Sapulpa Daily Herald
- Type: Biweekly newspaper
- Format: Broadsheet
- Owner: Wesner Media
- Founder(s): John W. Young and O.S. Todd
- Publisher: Scott Wesner
- Founded: 1914
- Headquarters: 20 E. Lee Ave. Sapulpa, Oklahoma 74066
- Circulation: 2,900 bi-weekly^{[citation needed]}
- Website: sapulpaherald.com

= Sapulpa Herald =

The Sapulpa Herald, published in Sapulpa, Oklahoma, is a bi-weekly newspaper, with a Weekday Edition (Wednesday) and a Weekend Edition (Saturday). It is owned by the Sumner family, who also own four other Oklahoma papers.

== History ==
Founded in September 1914 by John W. Young and O.S. Todd, the Sapulpa Daily Herald later merged with the older Sapulpa Evening Light – the city's oldest newspaper, founded in 1896 as a weekly, and relaunched as a daily in 1908 – when the Lights publisher, Oren Miller Irelan, entered a partnership with Young. By the time the two sold the Herald to R. P. Matthews in 1944, it was one of only two newspapers in the city (there had, at one point, been six).

The Matthews family sold to Ed Livermore in 1959; he bought out his only competitor, the weekly County Democrat News, in 1965. Livermore, a Sapulpa resident after whom the University of Oklahoma journalism chair is named, was the last local owner.
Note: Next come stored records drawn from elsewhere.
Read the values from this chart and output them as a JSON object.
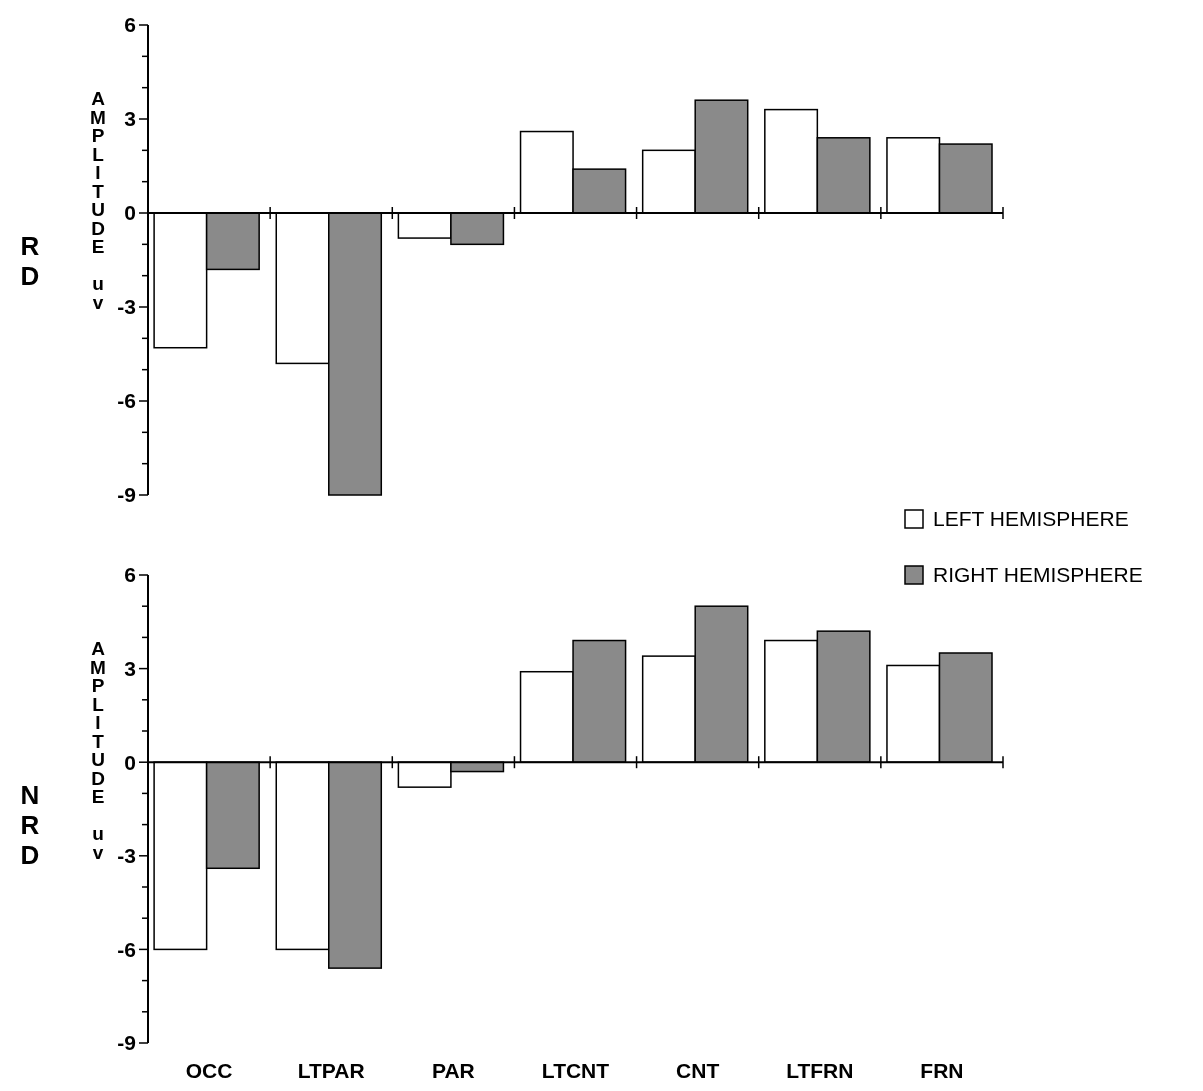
{
  "chart_data": [
    {
      "type": "bar",
      "title": "RD",
      "ylabel": "AMPLITUDE uv",
      "categories": [
        null,
        null,
        null,
        null,
        null,
        null,
        null
      ],
      "series": [
        {
          "name": "LEFT HEMISPHERE",
          "color": "#ffffff",
          "values": [
            -4.3,
            -4.8,
            -0.8,
            2.6,
            2.0,
            3.3,
            2.4
          ]
        },
        {
          "name": "RIGHT HEMISPHERE",
          "color": "#8a8a8a",
          "values": [
            -1.8,
            -9.0,
            -1.0,
            1.4,
            3.6,
            2.4,
            2.2
          ]
        }
      ],
      "ylim": [
        -9,
        6
      ],
      "yticks": [
        -9,
        {
          "value": -8,
          "label": null
        },
        {
          "value": -7,
          "label": null
        },
        -6,
        {
          "value": -5,
          "label": null
        },
        {
          "value": -4,
          "label": null
        },
        -3,
        {
          "value": -2,
          "label": null
        },
        {
          "value": -1,
          "label": null
        },
        0,
        {
          "value": 1,
          "label": null
        },
        {
          "value": 2,
          "label": null
        },
        3,
        {
          "value": 4,
          "label": null
        },
        {
          "value": 5,
          "label": null
        },
        6
      ],
      "tick_labels": "y",
      "legend": "bottom right"
    },
    {
      "type": "bar",
      "title": "NRD",
      "ylabel": "AMPLITUDE uv",
      "categories": [
        "OCC",
        "LTPAR",
        "PAR",
        "LTCNT",
        "CNT",
        "LTFRN",
        "FRN"
      ],
      "series": [
        {
          "color": "#ffffff",
          "values": [
            -6.0,
            -6.0,
            -0.8,
            2.9,
            3.4,
            3.9,
            3.1
          ]
        },
        {
          "color": "#8a8a8a",
          "values": [
            -3.4,
            -6.6,
            -0.3,
            3.9,
            5.0,
            4.2,
            3.5
          ]
        }
      ],
      "ylim": [
        -9,
        6
      ],
      "yticks": [
        -9,
        {
          "value": -8,
          "label": null
        },
        {
          "value": -7,
          "label": null
        },
        -6,
        {
          "value": -5,
          "label": null
        },
        {
          "value": -4,
          "label": null
        },
        -3,
        {
          "value": -2,
          "label": null
        },
        {
          "value": -1,
          "label": null
        },
        0,
        {
          "value": 1,
          "label": null
        },
        {
          "value": 2,
          "label": null
        },
        3,
        {
          "value": 4,
          "label": null
        },
        {
          "value": 5,
          "label": null
        },
        6
      ]
    }
  ]
}
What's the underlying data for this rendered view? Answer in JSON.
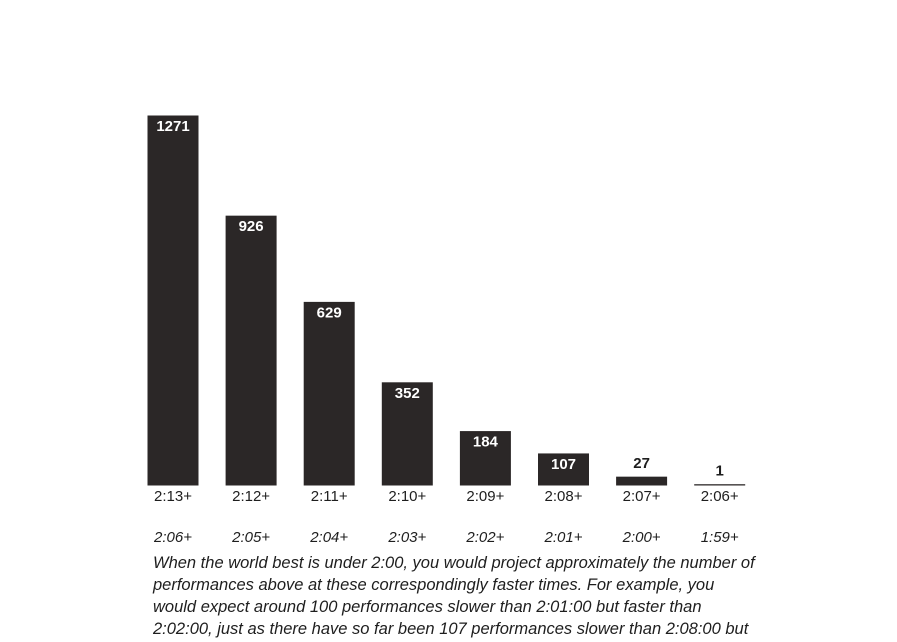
{
  "chart_data": {
    "type": "bar",
    "categories": [
      "2:13+",
      "2:12+",
      "2:11+",
      "2:10+",
      "2:09+",
      "2:08+",
      "2:07+",
      "2:06+"
    ],
    "equivalent_categories": [
      "2:06+",
      "2:05+",
      "2:04+",
      "2:03+",
      "2:02+",
      "2:01+",
      "2:00+",
      "1:59+"
    ],
    "values": [
      1271,
      926,
      629,
      352,
      184,
      107,
      27,
      1
    ],
    "color": "#2b2727",
    "caption": [
      "When the world best is under 2:00, you would project approximately the number of",
      "performances above at these correspondingly faster times. For example, you",
      "would expect around 100 performances slower than 2:01:00 but faster than",
      "2:02:00, just as there have so far been 107 performances slower than 2:08:00 but"
    ]
  }
}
He sold the Herald to Roy H. Park in 1979; Park sold to Community Newspaper Holdings in 1997.
The Herald changed owners again in October 2007, when CNHI sold it and two other papers to the Sumner family.
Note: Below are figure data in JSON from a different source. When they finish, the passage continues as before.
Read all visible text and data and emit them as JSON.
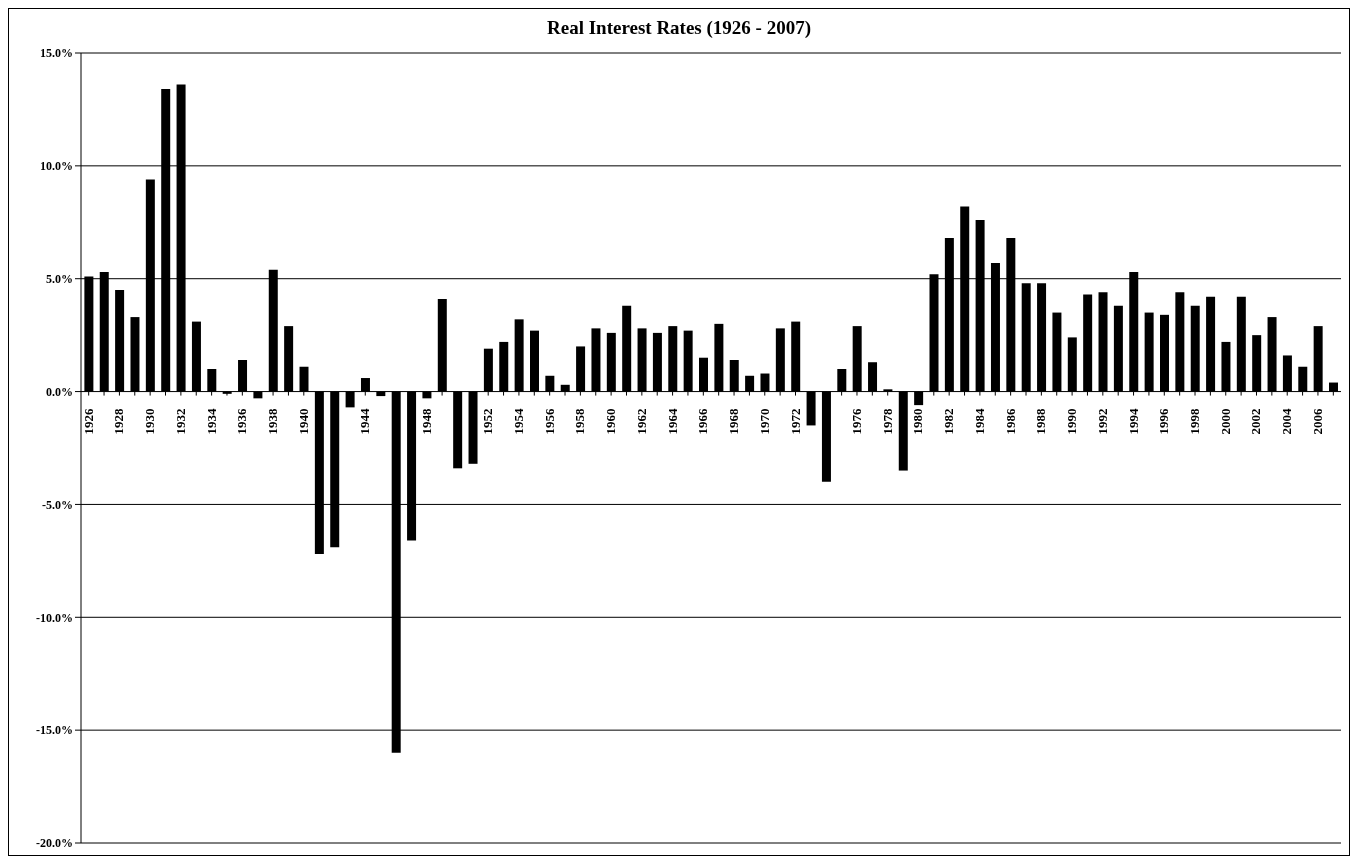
{
  "chart_data": {
    "type": "bar",
    "title": "Real Interest Rates (1926 - 2007)",
    "categories": [
      "1926",
      null,
      "1928",
      null,
      "1930",
      null,
      "1932",
      null,
      "1934",
      null,
      "1936",
      null,
      "1938",
      null,
      "1940",
      null,
      null,
      null,
      "1944",
      null,
      null,
      null,
      "1948",
      null,
      null,
      null,
      "1952",
      null,
      "1954",
      null,
      "1956",
      null,
      "1958",
      null,
      "1960",
      null,
      "1962",
      null,
      "1964",
      null,
      "1966",
      null,
      "1968",
      null,
      "1970",
      null,
      "1972",
      null,
      null,
      null,
      "1976",
      null,
      "1978",
      null,
      "1980",
      null,
      "1982",
      null,
      "1984",
      null,
      "1986",
      null,
      "1988",
      null,
      "1990",
      null,
      "1992",
      null,
      "1994",
      null,
      "1996",
      null,
      "1998",
      null,
      "2000",
      null,
      "2002",
      null,
      "2004",
      null,
      "2006",
      null
    ],
    "values": [
      5.1,
      5.3,
      4.5,
      3.3,
      9.4,
      13.4,
      13.6,
      3.1,
      1.0,
      -0.1,
      1.4,
      -0.3,
      5.4,
      2.9,
      1.1,
      -7.2,
      -6.9,
      -0.7,
      0.6,
      -0.2,
      -16.0,
      -6.6,
      -0.3,
      4.1,
      -3.4,
      -3.2,
      1.9,
      2.2,
      3.2,
      2.7,
      0.7,
      0.3,
      2.0,
      2.8,
      2.6,
      3.8,
      2.8,
      2.6,
      2.9,
      2.7,
      1.5,
      3.0,
      1.4,
      0.7,
      0.8,
      2.8,
      3.1,
      -1.5,
      -4.0,
      1.0,
      2.9,
      1.3,
      0.1,
      -3.5,
      -0.6,
      5.2,
      6.8,
      8.2,
      7.6,
      5.7,
      6.8,
      4.8,
      4.8,
      3.5,
      2.4,
      4.3,
      4.4,
      3.8,
      5.3,
      3.5,
      3.4,
      4.4,
      3.8,
      4.2,
      2.2,
      4.2,
      2.5,
      3.3,
      1.6,
      1.1,
      2.9,
      0.4
    ],
    "color": "#000000",
    "ylim": [
      -20,
      15
    ],
    "yticks": [
      {
        "value": -20,
        "label": "-20.0%"
      },
      {
        "value": -15,
        "label": "-15.0%"
      },
      {
        "value": -10,
        "label": "-10.0%"
      },
      {
        "value": -5,
        "label": "-5.0%"
      },
      {
        "value": 0,
        "label": "0.0%"
      },
      {
        "value": 5,
        "label": "5.0%"
      },
      {
        "value": 10,
        "label": "10.0%"
      },
      {
        "value": 15,
        "label": "15.0%"
      }
    ],
    "grid": "y"
  }
}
In 2022, the newspaper temporarily joined forces with the Sapulpa Times, a rival newspaper founded in 2015., but that arrangement ended in August, 2023.

The newspaper was sold in November, 2025, from the Sumner family to Wesner Media, which owns multiple small papers throughout Texas and Oklahoma. In January, 2026, the company's headquarters moved from nearby Kiefer back to downtown Sapulpa.

==2008 presidential election==

In 2008, the Sapulpa Daily Herald made no mention of President Obama's presidential victory. The newspaper claimed that it covered local news and not national news. The move prompted protests that the newspaper was practicing racism. The newspaper's publisher explained "We run a newspaper, not a memory book service. We covered the local commissioner's race. We thought that was more important."